Dermatology Online Journal

Cutaneous squamous cell carcinoma (cuSCC) comprises 15-20% of all skin cancers, accounting for over 700,000 cases in the U.S. annually. Most cuSCC arise in association with a distinct precancerous lesion, the actinic keratosis (AK). In order to identify potential targets for molecularly targeted chemoprevention, we performed integrated cross-species genomic analysis of cuSCC development through the preneoplastic AK stage using matched human samples and a solar UV- driven Hairless mouse model. We performed RNA-seq and microRNA-seq on samples from both patients undergoing Mohs surgery and the mouse model. Using cross-species TRANSFAC and linear mixed effects model methodology, we identified the major transcriptional and microRNA drivers of this progression sequence showing that the key genomic changes in cuSCC development occur primarily in the normal skin to AK transition.

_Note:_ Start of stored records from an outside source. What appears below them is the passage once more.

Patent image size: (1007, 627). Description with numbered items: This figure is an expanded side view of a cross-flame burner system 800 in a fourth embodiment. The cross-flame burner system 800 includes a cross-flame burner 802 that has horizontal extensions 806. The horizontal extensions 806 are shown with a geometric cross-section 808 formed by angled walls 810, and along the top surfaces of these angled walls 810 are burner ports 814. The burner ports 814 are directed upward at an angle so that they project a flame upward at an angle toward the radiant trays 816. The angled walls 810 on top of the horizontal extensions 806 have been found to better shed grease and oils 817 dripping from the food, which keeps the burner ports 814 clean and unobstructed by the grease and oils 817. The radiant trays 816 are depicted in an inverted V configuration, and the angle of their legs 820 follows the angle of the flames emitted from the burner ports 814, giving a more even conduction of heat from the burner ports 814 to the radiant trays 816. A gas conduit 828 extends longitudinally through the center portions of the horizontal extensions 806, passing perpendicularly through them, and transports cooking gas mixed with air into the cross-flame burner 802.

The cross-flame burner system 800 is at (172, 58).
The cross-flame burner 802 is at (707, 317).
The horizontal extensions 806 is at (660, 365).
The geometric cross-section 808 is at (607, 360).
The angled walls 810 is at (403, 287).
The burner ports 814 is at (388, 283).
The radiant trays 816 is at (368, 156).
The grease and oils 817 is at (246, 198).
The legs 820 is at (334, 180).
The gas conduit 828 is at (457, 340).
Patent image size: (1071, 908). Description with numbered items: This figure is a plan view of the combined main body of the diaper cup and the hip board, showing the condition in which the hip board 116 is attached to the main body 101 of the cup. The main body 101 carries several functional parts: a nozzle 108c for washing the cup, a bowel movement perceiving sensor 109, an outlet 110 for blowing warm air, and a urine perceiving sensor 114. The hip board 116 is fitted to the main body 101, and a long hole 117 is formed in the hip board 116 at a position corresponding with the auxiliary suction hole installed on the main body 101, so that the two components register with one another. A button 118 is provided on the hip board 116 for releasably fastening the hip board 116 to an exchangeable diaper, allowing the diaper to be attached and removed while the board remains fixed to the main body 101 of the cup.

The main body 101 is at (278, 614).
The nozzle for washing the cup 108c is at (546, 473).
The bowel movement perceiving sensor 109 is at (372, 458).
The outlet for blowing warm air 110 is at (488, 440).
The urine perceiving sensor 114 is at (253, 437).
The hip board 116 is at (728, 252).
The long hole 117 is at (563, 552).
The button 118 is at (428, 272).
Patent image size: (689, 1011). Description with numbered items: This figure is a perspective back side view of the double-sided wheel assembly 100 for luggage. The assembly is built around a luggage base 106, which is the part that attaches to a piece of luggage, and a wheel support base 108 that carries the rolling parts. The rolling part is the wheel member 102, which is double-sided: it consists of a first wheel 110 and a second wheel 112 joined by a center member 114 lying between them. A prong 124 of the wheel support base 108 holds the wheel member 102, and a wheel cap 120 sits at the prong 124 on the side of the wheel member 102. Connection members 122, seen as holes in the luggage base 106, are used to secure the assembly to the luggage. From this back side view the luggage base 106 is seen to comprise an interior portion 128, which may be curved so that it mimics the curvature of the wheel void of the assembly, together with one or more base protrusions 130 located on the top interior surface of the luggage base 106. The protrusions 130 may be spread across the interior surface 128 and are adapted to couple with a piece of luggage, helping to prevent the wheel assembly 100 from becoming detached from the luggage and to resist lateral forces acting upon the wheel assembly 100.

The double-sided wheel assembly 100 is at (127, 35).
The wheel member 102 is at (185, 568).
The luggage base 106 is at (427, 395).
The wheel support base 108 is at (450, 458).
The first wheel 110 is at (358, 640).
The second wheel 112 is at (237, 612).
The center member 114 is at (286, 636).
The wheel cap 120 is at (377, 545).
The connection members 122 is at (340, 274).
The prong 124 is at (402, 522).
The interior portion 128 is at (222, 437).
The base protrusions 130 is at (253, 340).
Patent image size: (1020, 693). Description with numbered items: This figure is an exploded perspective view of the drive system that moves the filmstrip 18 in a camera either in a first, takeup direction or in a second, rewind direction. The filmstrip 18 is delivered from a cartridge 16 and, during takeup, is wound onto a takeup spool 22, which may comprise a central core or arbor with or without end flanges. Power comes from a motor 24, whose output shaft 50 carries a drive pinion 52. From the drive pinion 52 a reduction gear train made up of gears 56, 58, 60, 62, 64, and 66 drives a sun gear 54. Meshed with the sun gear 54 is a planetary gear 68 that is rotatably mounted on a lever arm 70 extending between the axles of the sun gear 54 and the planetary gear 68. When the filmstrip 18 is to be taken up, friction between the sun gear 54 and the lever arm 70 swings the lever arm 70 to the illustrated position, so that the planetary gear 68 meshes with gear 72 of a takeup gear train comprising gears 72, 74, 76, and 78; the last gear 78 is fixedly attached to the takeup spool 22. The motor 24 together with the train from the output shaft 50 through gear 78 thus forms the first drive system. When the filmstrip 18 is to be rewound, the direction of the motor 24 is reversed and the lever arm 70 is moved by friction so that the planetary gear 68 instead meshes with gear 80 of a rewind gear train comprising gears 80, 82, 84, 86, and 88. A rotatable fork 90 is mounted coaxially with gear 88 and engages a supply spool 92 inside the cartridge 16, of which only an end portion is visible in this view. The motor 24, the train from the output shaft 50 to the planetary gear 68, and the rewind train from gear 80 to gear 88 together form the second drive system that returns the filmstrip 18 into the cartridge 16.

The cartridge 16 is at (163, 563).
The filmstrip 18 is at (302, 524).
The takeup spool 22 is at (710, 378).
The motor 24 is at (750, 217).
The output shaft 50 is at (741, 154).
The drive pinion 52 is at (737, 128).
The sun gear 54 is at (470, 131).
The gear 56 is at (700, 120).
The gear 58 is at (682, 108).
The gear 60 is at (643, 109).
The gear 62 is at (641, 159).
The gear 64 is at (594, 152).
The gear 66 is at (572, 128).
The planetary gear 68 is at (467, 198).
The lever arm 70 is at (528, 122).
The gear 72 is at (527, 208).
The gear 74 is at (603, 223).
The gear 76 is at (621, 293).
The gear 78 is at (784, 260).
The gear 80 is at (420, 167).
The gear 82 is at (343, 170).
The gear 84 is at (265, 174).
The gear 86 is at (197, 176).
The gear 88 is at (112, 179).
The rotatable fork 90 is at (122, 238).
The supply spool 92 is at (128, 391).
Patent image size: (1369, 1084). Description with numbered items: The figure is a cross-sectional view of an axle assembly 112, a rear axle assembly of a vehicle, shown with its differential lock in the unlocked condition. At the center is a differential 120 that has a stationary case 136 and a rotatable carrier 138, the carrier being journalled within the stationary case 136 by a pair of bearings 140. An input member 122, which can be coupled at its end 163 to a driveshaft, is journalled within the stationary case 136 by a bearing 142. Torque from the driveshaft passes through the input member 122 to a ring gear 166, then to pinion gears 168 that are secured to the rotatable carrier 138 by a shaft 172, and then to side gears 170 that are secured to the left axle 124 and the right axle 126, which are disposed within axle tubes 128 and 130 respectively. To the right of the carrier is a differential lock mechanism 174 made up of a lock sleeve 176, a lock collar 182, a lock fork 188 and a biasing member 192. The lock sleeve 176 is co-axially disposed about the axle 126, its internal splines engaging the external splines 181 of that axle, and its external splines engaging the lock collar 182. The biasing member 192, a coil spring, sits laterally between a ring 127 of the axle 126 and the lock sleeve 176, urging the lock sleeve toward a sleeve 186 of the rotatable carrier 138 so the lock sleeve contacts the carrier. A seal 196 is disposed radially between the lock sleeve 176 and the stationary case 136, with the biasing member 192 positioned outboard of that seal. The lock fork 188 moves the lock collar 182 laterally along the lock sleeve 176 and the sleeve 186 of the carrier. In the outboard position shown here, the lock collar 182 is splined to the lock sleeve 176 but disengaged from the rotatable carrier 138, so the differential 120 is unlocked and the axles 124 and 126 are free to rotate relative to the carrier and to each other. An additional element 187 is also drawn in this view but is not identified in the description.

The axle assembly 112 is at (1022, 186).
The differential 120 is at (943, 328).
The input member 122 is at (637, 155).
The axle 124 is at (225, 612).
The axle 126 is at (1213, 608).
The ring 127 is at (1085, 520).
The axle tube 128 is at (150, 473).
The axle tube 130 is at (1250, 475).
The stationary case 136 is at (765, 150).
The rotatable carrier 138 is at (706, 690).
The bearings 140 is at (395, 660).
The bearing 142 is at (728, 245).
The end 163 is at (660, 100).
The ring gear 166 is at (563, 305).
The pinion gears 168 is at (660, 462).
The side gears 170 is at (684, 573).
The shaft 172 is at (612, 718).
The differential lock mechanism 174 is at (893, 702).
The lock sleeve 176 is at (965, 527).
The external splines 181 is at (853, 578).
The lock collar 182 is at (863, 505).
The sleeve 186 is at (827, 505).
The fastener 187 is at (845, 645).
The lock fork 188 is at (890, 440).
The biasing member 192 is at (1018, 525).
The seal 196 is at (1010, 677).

As a proof of principle validation of our methods, we have shown that MEK is an effective chemoprevention and therapeutic target for cuSCC in cells and in-vivo. Our data validate the use of this UV-driven mouse cuSCC model for cross-species analysis and demonstrate that cuSCC bears deep molecular similarities to multiple carcinogen-driven SCCs from diverse sites, suggesting that cuSCC may serve as an effective, accessible model for multiple SCC types and that common treatment and prevention strategies may be feasible.